Miley's Twerk, Elvis' Twitch -- Country Reacts the Same 60 Years Later

While I was shocked, disturbed, and disappointed with Miley Cyrus' performance on the 2013 MTV Video Music Awards, the national reaction appears to be the same more than 60 years after Elvis Presley debuted his signature dance moves -- the gyrating hip thrust and leg twitch -- on television. Though Elvis is on a grander scale -- much grander I must add, the repulsive and immediate reaction by parents is nonetheless the same.

Elvis was banned from the Ed Sullivan show, prohibited from playing in Corpus Christi, and frequently threatened for his money and musical influence. "The King" carefully won over the world with his talent to become a preeminent cultural icon. The shocker with Miley is that she abruptly dropped her Disney wardrobe (no pun intended) for a complete opposite and unexpected persona -- raunchy and reckless. The public outcry and numerous comedic late night jokes were appropriate.

As a new dad and young professional, I agree with the public that Miley's "mad cow tongue" and borderline assault of Robin Thicke was way over the top. Or as my friend put it, "Watching any human molest a foam hand is disgusting. Our kids are growing up in strange times." This sentiment is very similar to views expressed in the 1950s.

The economist in me says, "You are not the consumer of this product." Enter the most troubling aspect -- Miley's influence on the next generation. Similar to Elvis, young people listen and look up to Miley Cyrus. In fact, after her VMA performance, pre-orders for her upcoming album have skyrocketed. The same phenomena happened with sold out Elvis concerts. The historical challenge for parents is managing the moral impact of celebrity influence. They have every right to be outraged and denounce the act because their toddler is now trying to "twerk." Yes -- the behavior is inappropriate, but Elvis' gyrating did not stop America from putting a man on the moon or innovating advanced technologies. Miley's moves will fail in this regard as well; however, like Elvis, she may have the opposite affect and accelerate creative economy forces.

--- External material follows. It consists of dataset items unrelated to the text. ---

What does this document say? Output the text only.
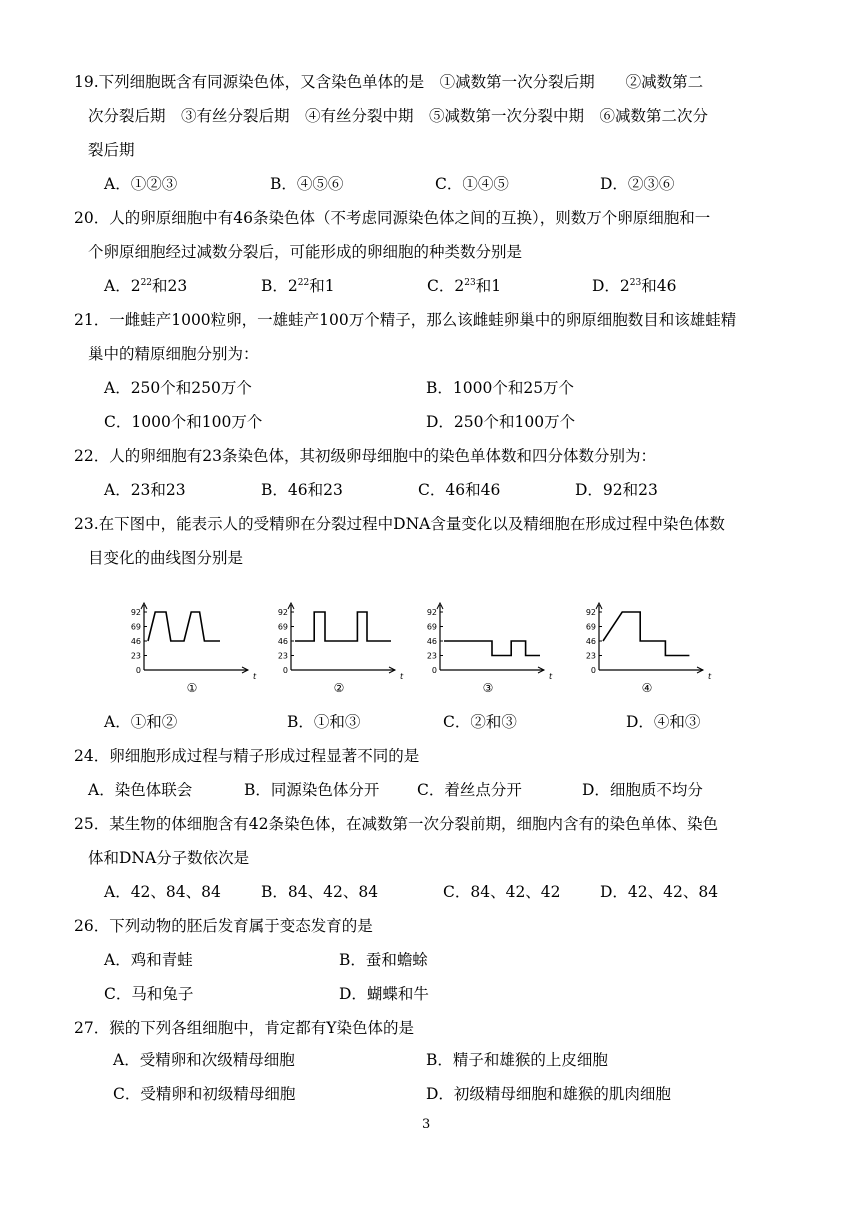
19.下列细胞既含有同源染色体，又含染色单体的是　①减数第一次分裂后期　　②减数第二
次分裂后期　③有丝分裂后期　④有丝分裂中期　⑤减数第一次分裂中期　⑥减数第二次分
裂后期
A．①②③	B．④⑤⑥	C．①④⑤	D．②③⑥
20．人的卵原细胞中有46条染色体（不考虑同源染色体之间的互换），则数万个卵原细胞和一
个卵原细胞经过减数分裂后，可能形成的卵细胞的种类数分别是
A．$2^{22}$和23	B．$2^{22}$和1	C．$2^{23}$和1	D．$2^{23}$和46
21．一雌蛙产1000粒卵，一雄蛙产100万个精子，那么该雌蛙卵巢中的卵原细胞数目和该雄蛙精
巢中的精原细胞分别为：
A．250个和250万个	B．1000个和25万个
C．1000个和100万个	D．250个和100万个
22．人的卵细胞有23条染色体，其初级卵母细胞中的染色单体数和四分体数分别为：
A．23和23	B．46和23	C．46和46	D．92和23
23.在下图中，能表示人的受精卵在分裂过程中DNA含量变化以及精细胞在形成过程中染色体数
目变化的曲线图分别是
92
69
46
23
0
t
①
92
69
46
23
0
t
②
92
69
46
23
0
t
③
92
69
46
23
0
t
④
A．①和②	B．①和③	C．②和③	D．④和③
24．卵细胞形成过程与精子形成过程显著不同的是
A．染色体联会	B．同源染色体分开 C．着丝点分开	D．细胞质不均分
25．某生物的体细胞含有42条染色体，在减数第一次分裂前期，细胞内含有的染色单体、染色
体和DNA分子数依次是
A．42、84、84	B．84、42、84	C．84、42、42	D．42、42、84
26．下列动物的胚后发育属于变态发育的是
A．鸡和青蛙	B．蚕和蟾蜍
C．马和兔子	D．蝴蝶和牛
27．猴的下列各组细胞中，肯定都有Y染色体的是
A．受精卵和次级精母细胞	B．精子和雄猴的上皮细胞
C．受精卵和初级精母细胞	D．初级精母细胞和雄猴的肌肉细胞
3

Social media exploded moments after Miley mortified (or entertained) the masses on the VMA's. The data generated will assist enterprising organizations in marketing their products to an increasingly individualistic consumer. The hardship for parents is thwarting brain rot of the next generation which currently faces exorbitant tuition costs for college, staggering debt, and 16.3 percent unemployment rate.

America -- though outraged, this is the reality we are dealing with. The more quickly we come to terms with the next generation's infatuation with excessive expression, the more quickly we can figure out how to harness their creativity for more productive purposes. Though "The King" has left the building, the cycle of resistance, repudiation, and eventual acceptance remains.